Dit verhaal is een inzending voor de verhalenwedstrijd 2021, georganiseerd door Cultuur Overdag in het kader van de Boekenweek 2021 met als thema ‘Tweestrijd’.
HET BABYJASJE
door Annemieke Southout (Nuenen)
Mevrouw van Montfoorts pennen tikken driftig op en neer. Ze komt vandaag een eind met het breien van het babyjasje. Op de foto heeft het een puntige capuchon en van die schattige berenknoopjes. Jammer dat haar handen soms niet meewerken. Artrose is het en dat wordt met de tijd alleen maar erger. Gelukkig houdt ze haar hersens soepel met cryptogrammen. Ach, al komt ze weinig buiten, het leven is zo slecht nog niet. Straks wordt ze oma. Ze staat op, strekt voorzichtig haar rug en sloft naar de keuken om een kop koffie te maken.
In haar hoofd zeurt een stemmetje, ‘Je bent te voorbarig. De ivf-poging van je zoon en schoondochter kan ook op niets uitlopen. Dan zit je daar met je babyjasje.
’Dat stemmetje negeert ze het liefst, zoals ze haar hele leven al moeilijkheden uit de weg is gegaan. Toen haar man op jonge leeftijd overleed en zij met Edwin achterbleef, deed ze haar best het normale leven zo snel mogelijk op te pakken. Het was verdrietig, maar het zou wel slijten. Niet alles verdwijnt als je het onder het tafelkleed veegt.
Het telefoontje van de arts-assistent komt helemaal aan het eind van de middag. Saskia durft niet op te nemen, dus pakt Edwin de hoorn. ‘Meneer van Montfoort, het spijt me, uw ivf-poging heeft helaas geen bevruchte eicellen opgeleverd. Het heeft geen zin om verder onderzoek…’
Saskia heeft haar nagels tot bloedens toe afgebeten. We gaan op de bank zitten en ik trek haar tegen me aan. ‘Huil, maar’, zeg, ik. De enorme leegte maakt dat onmogelijk.
Later in de week maken we innig verstrengeld, een boswandeling.
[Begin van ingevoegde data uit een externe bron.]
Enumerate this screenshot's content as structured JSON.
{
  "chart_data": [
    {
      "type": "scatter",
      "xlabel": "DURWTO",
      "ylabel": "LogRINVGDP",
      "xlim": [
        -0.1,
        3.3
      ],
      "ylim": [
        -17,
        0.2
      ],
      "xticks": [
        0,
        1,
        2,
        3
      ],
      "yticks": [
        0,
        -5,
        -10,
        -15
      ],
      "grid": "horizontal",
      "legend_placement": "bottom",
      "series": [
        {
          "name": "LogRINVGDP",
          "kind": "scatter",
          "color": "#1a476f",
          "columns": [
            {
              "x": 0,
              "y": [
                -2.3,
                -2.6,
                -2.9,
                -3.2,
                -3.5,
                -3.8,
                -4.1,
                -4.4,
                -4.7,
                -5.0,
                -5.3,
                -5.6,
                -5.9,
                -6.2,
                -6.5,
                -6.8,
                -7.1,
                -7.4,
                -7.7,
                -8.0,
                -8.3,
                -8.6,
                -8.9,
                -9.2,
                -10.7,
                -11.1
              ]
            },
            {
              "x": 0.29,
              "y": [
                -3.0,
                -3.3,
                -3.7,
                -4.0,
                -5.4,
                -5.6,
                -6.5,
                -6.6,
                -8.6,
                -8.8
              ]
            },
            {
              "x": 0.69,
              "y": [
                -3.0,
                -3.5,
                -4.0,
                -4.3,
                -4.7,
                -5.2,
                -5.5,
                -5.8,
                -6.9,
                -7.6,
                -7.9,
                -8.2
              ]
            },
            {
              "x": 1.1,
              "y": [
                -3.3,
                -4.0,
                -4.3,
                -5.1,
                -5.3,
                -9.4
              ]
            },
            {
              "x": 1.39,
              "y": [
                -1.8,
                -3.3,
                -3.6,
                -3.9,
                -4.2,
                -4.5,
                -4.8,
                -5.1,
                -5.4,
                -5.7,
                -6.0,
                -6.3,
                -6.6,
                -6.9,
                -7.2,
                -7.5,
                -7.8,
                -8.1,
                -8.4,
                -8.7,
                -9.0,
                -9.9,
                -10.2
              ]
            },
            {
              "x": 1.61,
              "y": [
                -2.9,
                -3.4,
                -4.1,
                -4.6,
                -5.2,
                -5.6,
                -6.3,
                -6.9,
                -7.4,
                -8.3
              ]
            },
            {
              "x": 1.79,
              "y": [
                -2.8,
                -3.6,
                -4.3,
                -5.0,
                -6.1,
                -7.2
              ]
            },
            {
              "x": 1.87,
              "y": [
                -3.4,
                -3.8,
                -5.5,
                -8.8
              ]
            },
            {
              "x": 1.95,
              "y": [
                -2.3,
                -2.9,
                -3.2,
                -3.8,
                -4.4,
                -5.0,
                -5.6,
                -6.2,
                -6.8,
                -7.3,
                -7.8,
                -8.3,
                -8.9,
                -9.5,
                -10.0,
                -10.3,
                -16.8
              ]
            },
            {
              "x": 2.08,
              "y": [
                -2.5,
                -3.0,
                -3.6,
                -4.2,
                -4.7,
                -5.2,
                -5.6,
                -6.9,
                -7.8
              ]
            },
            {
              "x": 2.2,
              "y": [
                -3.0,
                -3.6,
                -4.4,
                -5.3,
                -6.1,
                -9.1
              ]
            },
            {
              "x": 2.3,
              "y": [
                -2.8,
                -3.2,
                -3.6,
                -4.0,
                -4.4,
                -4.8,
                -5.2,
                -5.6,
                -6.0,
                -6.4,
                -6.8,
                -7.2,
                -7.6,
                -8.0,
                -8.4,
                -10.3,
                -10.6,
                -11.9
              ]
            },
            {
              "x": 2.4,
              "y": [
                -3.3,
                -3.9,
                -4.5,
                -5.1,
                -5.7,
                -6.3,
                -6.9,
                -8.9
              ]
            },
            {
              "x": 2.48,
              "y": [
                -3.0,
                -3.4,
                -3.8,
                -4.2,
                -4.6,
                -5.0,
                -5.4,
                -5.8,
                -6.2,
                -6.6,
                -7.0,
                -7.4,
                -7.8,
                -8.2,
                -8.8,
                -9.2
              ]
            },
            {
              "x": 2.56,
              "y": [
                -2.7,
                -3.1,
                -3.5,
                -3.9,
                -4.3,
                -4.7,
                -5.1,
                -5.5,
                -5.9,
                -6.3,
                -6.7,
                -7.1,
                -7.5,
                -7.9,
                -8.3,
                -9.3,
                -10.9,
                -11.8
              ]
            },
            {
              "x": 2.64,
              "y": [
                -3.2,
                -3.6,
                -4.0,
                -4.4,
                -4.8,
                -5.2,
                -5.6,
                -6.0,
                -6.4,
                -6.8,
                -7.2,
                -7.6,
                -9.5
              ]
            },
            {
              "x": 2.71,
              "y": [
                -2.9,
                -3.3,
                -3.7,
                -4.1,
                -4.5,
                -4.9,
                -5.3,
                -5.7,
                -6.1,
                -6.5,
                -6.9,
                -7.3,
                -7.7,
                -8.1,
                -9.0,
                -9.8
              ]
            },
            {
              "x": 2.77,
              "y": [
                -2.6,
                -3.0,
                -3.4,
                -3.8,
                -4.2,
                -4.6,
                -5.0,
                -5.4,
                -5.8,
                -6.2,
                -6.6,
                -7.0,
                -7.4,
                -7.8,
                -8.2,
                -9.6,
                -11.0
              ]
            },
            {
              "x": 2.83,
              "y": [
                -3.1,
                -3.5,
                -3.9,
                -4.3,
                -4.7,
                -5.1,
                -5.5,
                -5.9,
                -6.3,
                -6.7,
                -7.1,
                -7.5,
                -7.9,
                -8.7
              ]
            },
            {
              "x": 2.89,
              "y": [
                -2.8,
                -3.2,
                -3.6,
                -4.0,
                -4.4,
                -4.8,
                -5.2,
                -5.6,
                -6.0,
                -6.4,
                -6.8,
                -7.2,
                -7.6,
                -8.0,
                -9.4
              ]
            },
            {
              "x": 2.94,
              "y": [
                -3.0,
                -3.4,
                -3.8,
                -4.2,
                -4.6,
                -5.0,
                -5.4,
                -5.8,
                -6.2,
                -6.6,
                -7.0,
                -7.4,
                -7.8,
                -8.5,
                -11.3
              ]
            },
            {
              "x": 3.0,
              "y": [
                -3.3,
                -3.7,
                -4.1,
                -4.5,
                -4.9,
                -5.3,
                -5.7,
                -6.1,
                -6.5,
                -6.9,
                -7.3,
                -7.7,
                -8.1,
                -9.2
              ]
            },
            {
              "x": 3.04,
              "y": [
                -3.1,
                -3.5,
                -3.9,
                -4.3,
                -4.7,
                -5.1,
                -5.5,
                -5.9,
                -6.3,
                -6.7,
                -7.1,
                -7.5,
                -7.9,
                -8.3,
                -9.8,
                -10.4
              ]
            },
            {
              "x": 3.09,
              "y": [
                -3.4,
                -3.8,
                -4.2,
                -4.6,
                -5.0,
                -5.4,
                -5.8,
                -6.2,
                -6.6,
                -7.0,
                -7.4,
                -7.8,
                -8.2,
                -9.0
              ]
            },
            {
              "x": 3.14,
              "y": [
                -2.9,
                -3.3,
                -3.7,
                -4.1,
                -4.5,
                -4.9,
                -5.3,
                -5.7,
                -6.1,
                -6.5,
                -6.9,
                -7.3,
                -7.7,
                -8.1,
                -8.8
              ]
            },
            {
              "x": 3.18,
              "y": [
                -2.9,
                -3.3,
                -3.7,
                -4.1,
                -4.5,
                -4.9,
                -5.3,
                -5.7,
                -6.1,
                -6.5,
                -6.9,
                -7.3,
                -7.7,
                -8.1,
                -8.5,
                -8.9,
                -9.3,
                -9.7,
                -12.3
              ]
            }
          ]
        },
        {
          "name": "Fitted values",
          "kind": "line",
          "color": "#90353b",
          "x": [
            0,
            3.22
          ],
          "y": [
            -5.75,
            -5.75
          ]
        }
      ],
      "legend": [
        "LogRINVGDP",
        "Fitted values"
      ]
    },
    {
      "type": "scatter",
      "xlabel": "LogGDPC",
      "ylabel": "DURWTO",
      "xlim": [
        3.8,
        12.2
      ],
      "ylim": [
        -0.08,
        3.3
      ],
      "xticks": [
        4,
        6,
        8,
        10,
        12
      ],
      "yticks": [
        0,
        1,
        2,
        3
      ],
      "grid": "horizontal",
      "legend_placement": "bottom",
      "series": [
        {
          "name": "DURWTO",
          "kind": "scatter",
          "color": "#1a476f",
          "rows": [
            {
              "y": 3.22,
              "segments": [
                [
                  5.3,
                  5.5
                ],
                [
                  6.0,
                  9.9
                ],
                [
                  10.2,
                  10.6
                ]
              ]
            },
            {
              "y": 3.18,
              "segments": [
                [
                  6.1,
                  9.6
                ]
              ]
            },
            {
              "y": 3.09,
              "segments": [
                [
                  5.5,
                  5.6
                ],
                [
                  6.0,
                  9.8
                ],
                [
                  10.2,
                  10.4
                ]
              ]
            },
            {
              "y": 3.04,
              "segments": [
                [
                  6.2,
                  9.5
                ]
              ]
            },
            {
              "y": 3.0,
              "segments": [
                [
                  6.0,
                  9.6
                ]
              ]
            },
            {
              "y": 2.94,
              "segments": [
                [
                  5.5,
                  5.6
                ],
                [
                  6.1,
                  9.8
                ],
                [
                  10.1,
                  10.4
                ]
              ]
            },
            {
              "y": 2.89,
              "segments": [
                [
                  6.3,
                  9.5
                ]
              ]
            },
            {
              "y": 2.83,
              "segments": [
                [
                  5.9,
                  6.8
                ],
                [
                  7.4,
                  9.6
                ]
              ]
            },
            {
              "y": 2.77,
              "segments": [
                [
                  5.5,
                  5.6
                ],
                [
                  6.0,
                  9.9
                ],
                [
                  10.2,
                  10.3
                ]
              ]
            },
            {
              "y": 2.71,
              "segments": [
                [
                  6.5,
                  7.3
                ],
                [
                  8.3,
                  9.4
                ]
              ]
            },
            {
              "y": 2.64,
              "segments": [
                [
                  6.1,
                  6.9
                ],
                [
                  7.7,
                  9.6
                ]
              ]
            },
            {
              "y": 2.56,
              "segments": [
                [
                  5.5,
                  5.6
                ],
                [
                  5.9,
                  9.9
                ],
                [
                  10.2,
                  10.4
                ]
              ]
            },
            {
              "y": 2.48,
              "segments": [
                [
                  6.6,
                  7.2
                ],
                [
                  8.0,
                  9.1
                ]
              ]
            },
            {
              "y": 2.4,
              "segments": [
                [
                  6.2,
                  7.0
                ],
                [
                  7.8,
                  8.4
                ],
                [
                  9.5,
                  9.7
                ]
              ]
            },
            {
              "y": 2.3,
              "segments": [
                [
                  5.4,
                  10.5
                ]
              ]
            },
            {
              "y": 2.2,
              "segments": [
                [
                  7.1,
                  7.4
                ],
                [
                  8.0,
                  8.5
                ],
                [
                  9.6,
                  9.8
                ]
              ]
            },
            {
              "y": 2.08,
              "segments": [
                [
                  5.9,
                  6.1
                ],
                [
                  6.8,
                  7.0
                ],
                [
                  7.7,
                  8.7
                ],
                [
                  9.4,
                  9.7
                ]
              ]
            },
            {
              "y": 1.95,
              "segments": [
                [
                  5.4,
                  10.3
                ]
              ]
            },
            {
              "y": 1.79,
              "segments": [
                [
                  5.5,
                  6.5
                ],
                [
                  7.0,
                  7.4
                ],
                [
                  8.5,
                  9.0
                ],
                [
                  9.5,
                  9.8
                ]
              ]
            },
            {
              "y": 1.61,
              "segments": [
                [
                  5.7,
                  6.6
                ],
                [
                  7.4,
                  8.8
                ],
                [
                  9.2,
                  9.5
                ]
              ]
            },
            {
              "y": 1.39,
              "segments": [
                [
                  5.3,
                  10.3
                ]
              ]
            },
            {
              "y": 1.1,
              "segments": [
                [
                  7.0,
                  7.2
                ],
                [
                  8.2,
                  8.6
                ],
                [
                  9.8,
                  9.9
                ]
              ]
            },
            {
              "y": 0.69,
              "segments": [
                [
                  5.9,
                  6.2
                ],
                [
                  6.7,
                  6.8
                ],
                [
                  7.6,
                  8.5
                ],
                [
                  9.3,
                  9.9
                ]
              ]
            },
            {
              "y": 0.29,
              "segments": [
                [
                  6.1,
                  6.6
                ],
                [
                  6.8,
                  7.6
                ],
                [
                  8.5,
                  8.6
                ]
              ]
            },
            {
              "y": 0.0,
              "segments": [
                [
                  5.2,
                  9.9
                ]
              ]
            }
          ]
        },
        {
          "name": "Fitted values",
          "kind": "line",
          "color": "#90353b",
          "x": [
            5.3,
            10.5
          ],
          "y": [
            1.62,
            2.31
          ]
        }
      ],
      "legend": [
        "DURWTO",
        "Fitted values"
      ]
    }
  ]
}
Merels fluiten, takken kraken zacht onder onze voeten. Plotseling bukt Saskia zich om een stuk boomschors op te rapen, dat ze van alle kanten bekijkt, voor ze het voorzichtig terug legt.
‘Hoe vertellen we het jouw moeder? Zij leeft al maanden op haar eigen roze wolk’, zucht Saskia.
Ik haal mijn schouders op. ‘Gewoon eerlijk zijn. Ik ga me niet in allerlei bochten wringen.’
Elke woensdag rijd ik van kantoor naar mijn moeders huis om samen met haar te eten. In het begin van onze relatie had Saskia daar grote moeite mee.
‘Edwin, je hebt nu een relatie met míj, je bent toch niet je moeders papkindje?’
‘Ach, zoek er niks achter. Het gaat al jaren zo.’
Nog steeds hoeft mijn moeder maar te kikken, of ik sta voor haar klaar. Saskia heeft zich daar eindelijk bij neergelegd. We staan even stil bij een ven, waarboven vliegjes dansen.
‘Jíj moet het haar vertellen, Ed.’
‘Waarom? Je gaat toch wel mee?’
‘Ik twijfel nog. Het wekt verkeerde verwachtingen.’
‘Nou en? Alles draait niet om haar.’
Een paar dagen later zit ik alleen in de leren fauteuil tegenover mijn moeder.
‘Én Edwin?’ klinkt een benauwd stemmetje.
Ik pulk aan een velletje bij mijn nagel. Vermijd mijn moeders blik. Alles ademt perfectie hier. Nergens een pluisje, geen klontje aarde op de vensterbank. De geur van stoofvlees vult de kamer. Elke week mijn lievelingseten. Zo zit de wereld niet in elkaar. Opeens blijft mijn blik hangen bij een breiwerkje op het wandmeubel. Ik spring op en loop ernaar toe. Het is een geel babyjasje in wording.
‘Wat ís dit?
‘Ik ben alvast begonnen, jongen’.
‘Nee’.
Met één armbeweging maai ik het jasje van de kast.